Rezey, a native New Yorker, wound up taking a year off after graduation in 2005 and went to Australia while she contemplated alternative career paths.
She decided to study criminology and criminal justice and enrolled in the graduate program at the University of Maryland-College Park, which U.S. News & World Report ranks as the nation’s top program.
It was the hope of working with Lauritsen that prompted Rezey to leave Maryland and come to UMSL – another top-five graduate program – for her doctoral studies.
“I wanted to study victimization,” Rezey said. “I’m a quantitative researcher. Janet is a quantitative researcher. I didn’t have anyone to work with at Maryland in the area of victimization.”
She added: “I think a lot of our PhD students here have very similar stories – that they’re drawn to UMSL because of one faculty member or the whole package. All of our faculty are such great scholars in our field. Thankfully, when I got here, Janet was willing to work with me, and she’s mentored me for the past five years.”
Rezey has worked as a research assistant for Lauritsen, who in turn has served as her advisor and the chair of her dissertation committee.
“She’s a fantastic doctoral student,” Lauritsen said. “She is very hard-working, loves solving problems and data analysis, and she’s a very careful researcher.”
It was Rezey’s idea to delve into the data showing declines in child abuse over the last 20-plus years and her idea to submit her proposal to the Bureau of Justice Statistics so she could be considered for its new fellowship program.
“What BJS is especially interested in is one of the first parts of her dissertation, which assesses the validity of those trends over time by comparing them with other data on child victimization that have never been exploited for that purpose,” Lauritsen said. “So she’s going to take a look at other victimization survey data and child homicide data, which are fairly well measured, and make some assessments about whether those trends have declined the way the NCANDS agency data suggests it has, and if it has, whether it has done so for all states in the country. So it’s really important work.”
Rezey is also testing some hypotheses proposed by criminologists that aim to get at some root causes for the declines.

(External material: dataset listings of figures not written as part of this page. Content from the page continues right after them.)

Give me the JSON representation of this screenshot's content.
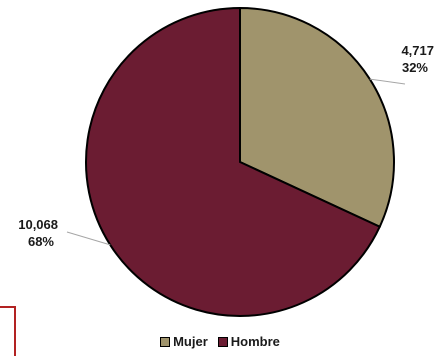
{
  "chart_data": {
    "type": "pie",
    "categories": [
      "Mujer",
      "Hombre"
    ],
    "values": [
      4717,
      10068
    ],
    "value_labels": [
      "4,717",
      "10,068"
    ],
    "percent_labels": [
      "32%",
      "68%"
    ],
    "colors": [
      "#a0946c",
      "#6b1c32"
    ],
    "legend_position": "bottom"
  },
  "legend": {
    "items": [
      {
        "label": "Mujer",
        "color": "#a0946c"
      },
      {
        "label": "Hombre",
        "color": "#6b1c32"
      }
    ]
  }
}
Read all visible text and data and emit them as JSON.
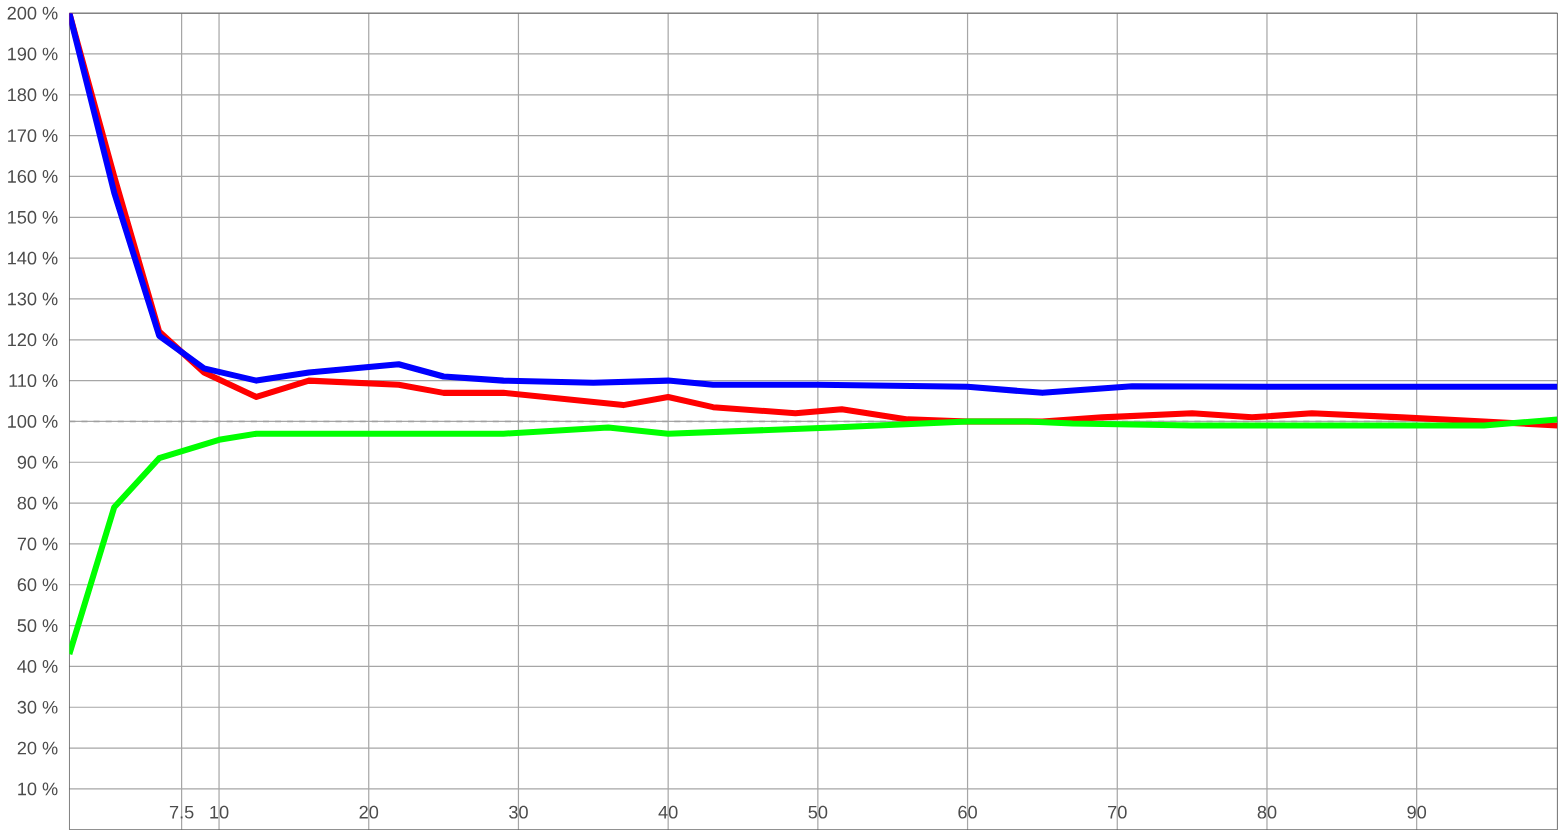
{
  "chart_data": {
    "type": "line",
    "xlim": [
      0,
      99.4
    ],
    "ylim": [
      0,
      200
    ],
    "xticks": [
      7.5,
      10,
      20,
      30,
      40,
      50,
      60,
      70,
      80,
      90
    ],
    "yticks": [
      {
        "value": 10,
        "label": "10 %"
      },
      {
        "value": 20,
        "label": "20 %"
      },
      {
        "value": 30,
        "label": "30 %"
      },
      {
        "value": 40,
        "label": "40 %"
      },
      {
        "value": 50,
        "label": "50 %"
      },
      {
        "value": 60,
        "label": "60 %"
      },
      {
        "value": 70,
        "label": "70 %"
      },
      {
        "value": 80,
        "label": "80 %"
      },
      {
        "value": 90,
        "label": "90 %"
      },
      {
        "value": 100,
        "label": "100 %"
      },
      {
        "value": 110,
        "label": "110 %"
      },
      {
        "value": 120,
        "label": "120 %"
      },
      {
        "value": 130,
        "label": "130 %"
      },
      {
        "value": 140,
        "label": "140 %"
      },
      {
        "value": 150,
        "label": "150 %"
      },
      {
        "value": 160,
        "label": "160 %"
      },
      {
        "value": 170,
        "label": "170 %"
      },
      {
        "value": 180,
        "label": "180 %"
      },
      {
        "value": 190,
        "label": "190 %"
      },
      {
        "value": 200,
        "label": "200 %"
      }
    ],
    "grid": true,
    "marker": "none",
    "line_style": "solid",
    "ref_lines": [
      {
        "axis": "y",
        "value": 100,
        "color": "#a0a0a0",
        "line_style": "dashed"
      }
    ],
    "series": [
      {
        "color": "#ff0000",
        "x": [
          0,
          3,
          6,
          9,
          12.5,
          16,
          22,
          25,
          29,
          37,
          40,
          43,
          48.5,
          51.6,
          56,
          60,
          65,
          69,
          75,
          79,
          83,
          89,
          94.5,
          99.4
        ],
        "values": [
          200,
          160,
          122,
          112,
          106,
          110,
          109,
          107,
          107,
          104,
          106,
          103.5,
          102,
          103,
          100.5,
          100,
          100,
          101,
          102,
          101,
          102,
          101,
          100,
          99
        ]
      },
      {
        "color": "#00ff00",
        "x": [
          0,
          3,
          6,
          10,
          12.5,
          20,
          25,
          29,
          36,
          40,
          51,
          60,
          64,
          67,
          75,
          85,
          94.5,
          99.4
        ],
        "values": [
          43,
          79,
          91,
          95.5,
          97,
          97,
          97,
          97,
          98.5,
          97,
          98.5,
          100,
          100,
          99.5,
          99,
          99,
          99,
          100.5
        ]
      },
      {
        "color": "#0000ff",
        "x": [
          0,
          3,
          6,
          9,
          12.5,
          16,
          22,
          25,
          29,
          35,
          40,
          43,
          50,
          60,
          65,
          71,
          80,
          90,
          99.4
        ],
        "values": [
          200,
          156,
          121,
          113,
          110,
          112,
          114,
          111,
          110,
          109.5,
          110,
          109,
          109,
          108.5,
          107,
          108.6,
          108.5,
          108.5,
          108.5
        ]
      }
    ]
  }
}
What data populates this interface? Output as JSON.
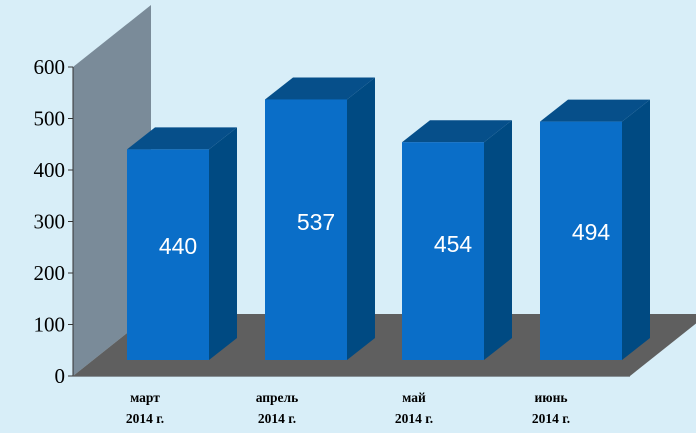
{
  "chart_data": {
    "type": "bar",
    "title": "",
    "xlabel": "",
    "ylabel": "",
    "categories": [
      [
        "март",
        "2014 г."
      ],
      [
        "апрель",
        "2014 г."
      ],
      [
        "май",
        "2014 г."
      ],
      [
        "июнь",
        "2014 г."
      ]
    ],
    "values": [
      440,
      537,
      454,
      494
    ],
    "ylim": [
      0,
      600
    ],
    "yticks": [
      0,
      100,
      200,
      300,
      400,
      500,
      600
    ],
    "data_labels": [
      "440",
      "537",
      "454",
      "494"
    ],
    "grid": false,
    "legend": "none",
    "colors": {
      "bar_front": "#0a6ec8",
      "bar_side": "#004a82",
      "bar_top": "#064f8a",
      "wall": "#7a8b99",
      "floor": "#5f5f5f",
      "background": "#d8eef8"
    }
  }
}
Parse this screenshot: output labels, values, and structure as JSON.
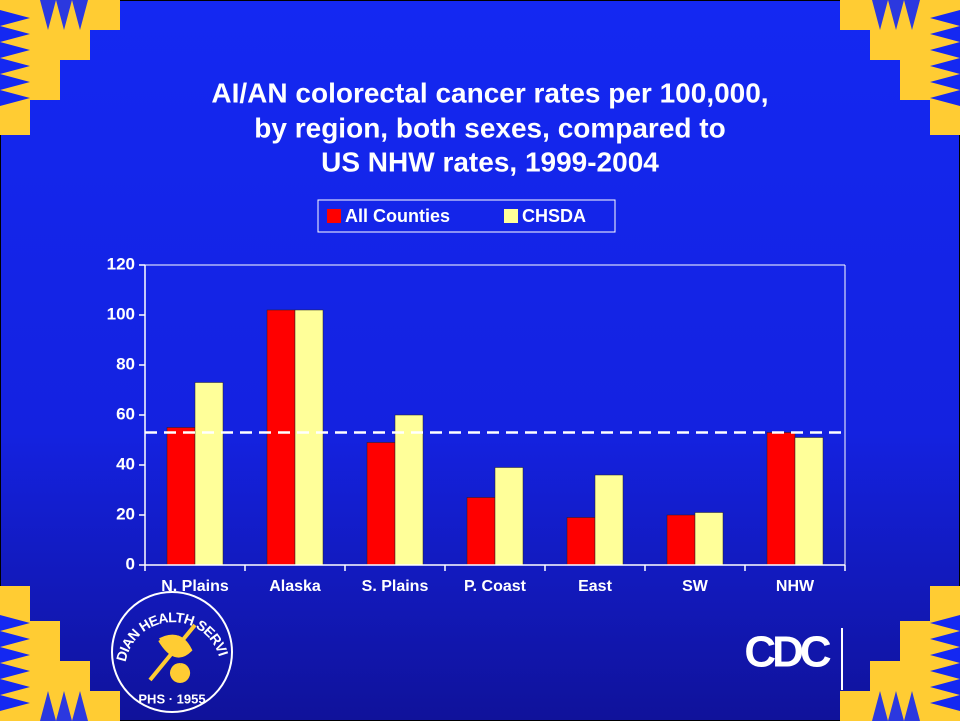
{
  "chart_data": {
    "type": "bar",
    "title": [
      "AI/AN colorectal cancer rates per 100,000,",
      "by region, both sexes, compared to",
      "US NHW rates, 1999-2004"
    ],
    "categories": [
      "N. Plains",
      "Alaska",
      "S. Plains",
      "P. Coast",
      "East",
      "SW",
      "NHW"
    ],
    "series": [
      {
        "name": "All Counties",
        "color": "#ff0000",
        "values": [
          55,
          102,
          49,
          27,
          19,
          20,
          53
        ]
      },
      {
        "name": "CHSDA",
        "color": "#ffff99",
        "values": [
          73,
          102,
          60,
          39,
          36,
          21,
          51
        ]
      }
    ],
    "reference_line": 53,
    "ylim": [
      0,
      120
    ],
    "yticks": [
      0,
      20,
      40,
      60,
      80,
      100,
      120
    ],
    "legend": "top"
  },
  "logos": {
    "ihs": "INDIAN HEALTH SERVICE",
    "ihs_sub": "PHS · 1955",
    "cdc": "CDC"
  }
}
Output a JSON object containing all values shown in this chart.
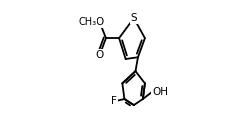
{
  "bg_color": "#ffffff",
  "line_color": "#000000",
  "line_width": 1.3,
  "font_size": 7.5,
  "xlim": [
    -0.55,
    1.05
  ],
  "ylim": [
    -0.55,
    1.0
  ]
}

One such hypothesis has been proposed by University of New Hampshire victimization scholar David Finkelhor. He suggests the increased use of medications for the purpose of treating attention deficit hyperactivity disorder in children and depression or anxiety in adults together has calmed environments that might otherwise be combative and lead to instances of abuse.
“It sounds like it makes sense. It sounds like it could be the case. But is it really the case?” Rezey said. “This is a hypothesis that has not yet been tested.”
There are at least a half a dozen others.
Rezey is still in the middle of her analysis and not ready to draw any conclusions, but she is scheduled to present her findings at the American Society of Criminology conference in November in New Orleans.
She’s hoping to wrap up her dissertation by March and graduate in May. There will be other reports she will have to complete after that as part of the fellowship, and she will travel to Washington, D.C., next summer to present her findings to BJS.
Rezey would like to have her next career step figured out by then.
“I’m actually on the job market right now,” she said. “I’m hoping to have a tenure track assistant professor position in a criminology/criminal justice program somewhere, ideally back east where I’m from. I ultimately want to continue to have the opportunity to teach and do research and hopefully be as successful as those in this department are. That’s my goal. We’ll see how long it takes to get there.”